Winkelman enjoyed the challenge of all these projects. The “short bus” required that Winkelman lay out automotive and fresh and wastewater systems, even as he designed a funky interior with bathroom and sink, walls of quarter-sawn white oak, and side benches with storage drawers underneath. In the final design, the benches also function as two single beds, which can slide together to form a single queen bed. Winkelman designed and fabricated all the hardware in the bus, including the lights, curtain rods, and grab bar. “Part of what I love is making unique things with a unique process,” he says, citing, in particular, the adjustable arm sconces that he made from brass plumbing parts.
Winkelman also used plumbing materials for a chandelier to brighten the dark central space of his client’s downeast camp. The large lighting fixture—“it probably weighs as much as a small Volkswagen bus,” Winkelman says—is “a sculptural piece, delivering high-performance light.” The light comes from three sources: recessed lighting tucked into the plumbing tees, a dimmable uplight placed in an old industrial wheel with heart-shaped cutouts lined with mica, and decorative lights under multiple beaded lampshades.
The client’s northern fishing camp also entailed some interesting design challenges. The property already had a main lodge and cabins when Winkelman came aboard, but he added a boathouse, icehouse, staff commons, and utility house. Winkelman’s efforts led the client to another thing the client wanted: a fire tower. It turns out Winkelman knew someone—Nate Holyoke of Nate Holyoke Builders in Bucksport—who could find one. The fire tower was dismantled, reconditioned, brought to the northern camp, and re-erected. Winkelman designed a road to the fire tower’s site and redesigned the fire tower’s upper booth as a destination overlook for the whole property with its multiple lakes and buildings.

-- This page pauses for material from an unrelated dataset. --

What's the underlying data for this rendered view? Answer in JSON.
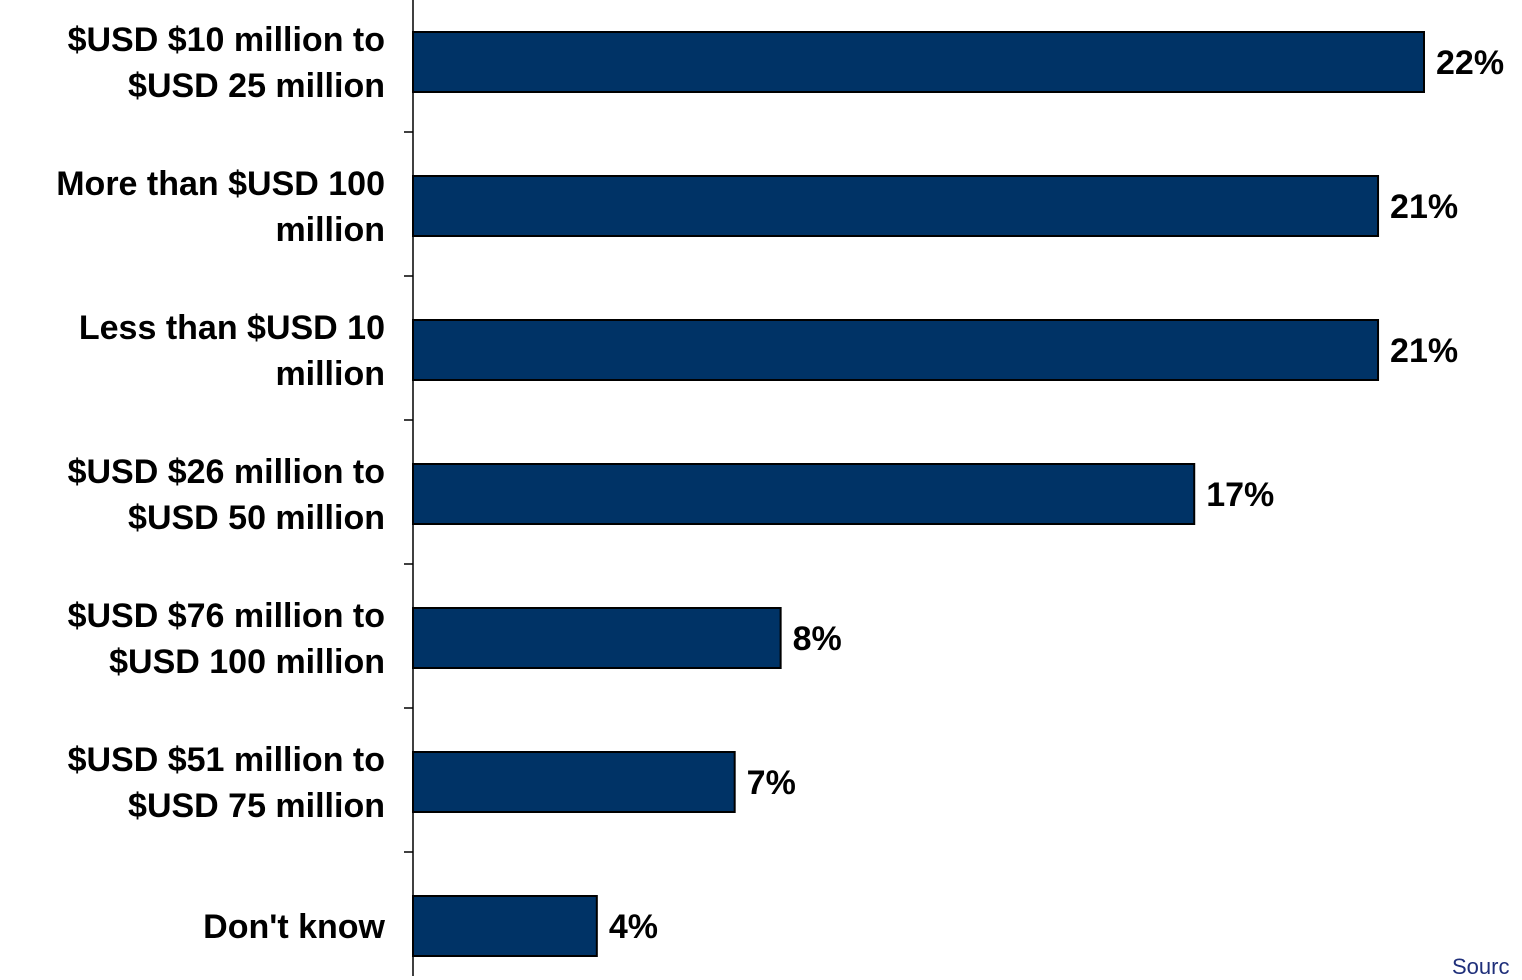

Not all clients offer such a chance for unusual invention, and despite his attention to objects, Winkelman is still first and foremost a designer of homes. In addition, Winkelman notes, “I enjoy taking on much smaller projects. My analogy is to social work, especially with my Peaks work. It’s a good deed to help people navigate Portland zoning and permitting, to connect them with a builder who will treat them fairly, to be somewhere on time, and to do solid, thoughtful planning and design. It’s not rocket science. No photos for the portfolio. It’s more about karma.”
Winkelman is very much a man who likes what he has, whether it is his work (“I do feel I am truly blessed”) or his office, which is on Union Wharf in Portland. There, he and Harry, his black Labrador, can watch baitfish move from wharf to lobster boats, and seagulls eagerly try to take advantage of the transaction. “It’s not for everyone,” Winkelman says of the commotion outside, although he might also be talking of his work as a whole. “But it is awesome to be part of it.”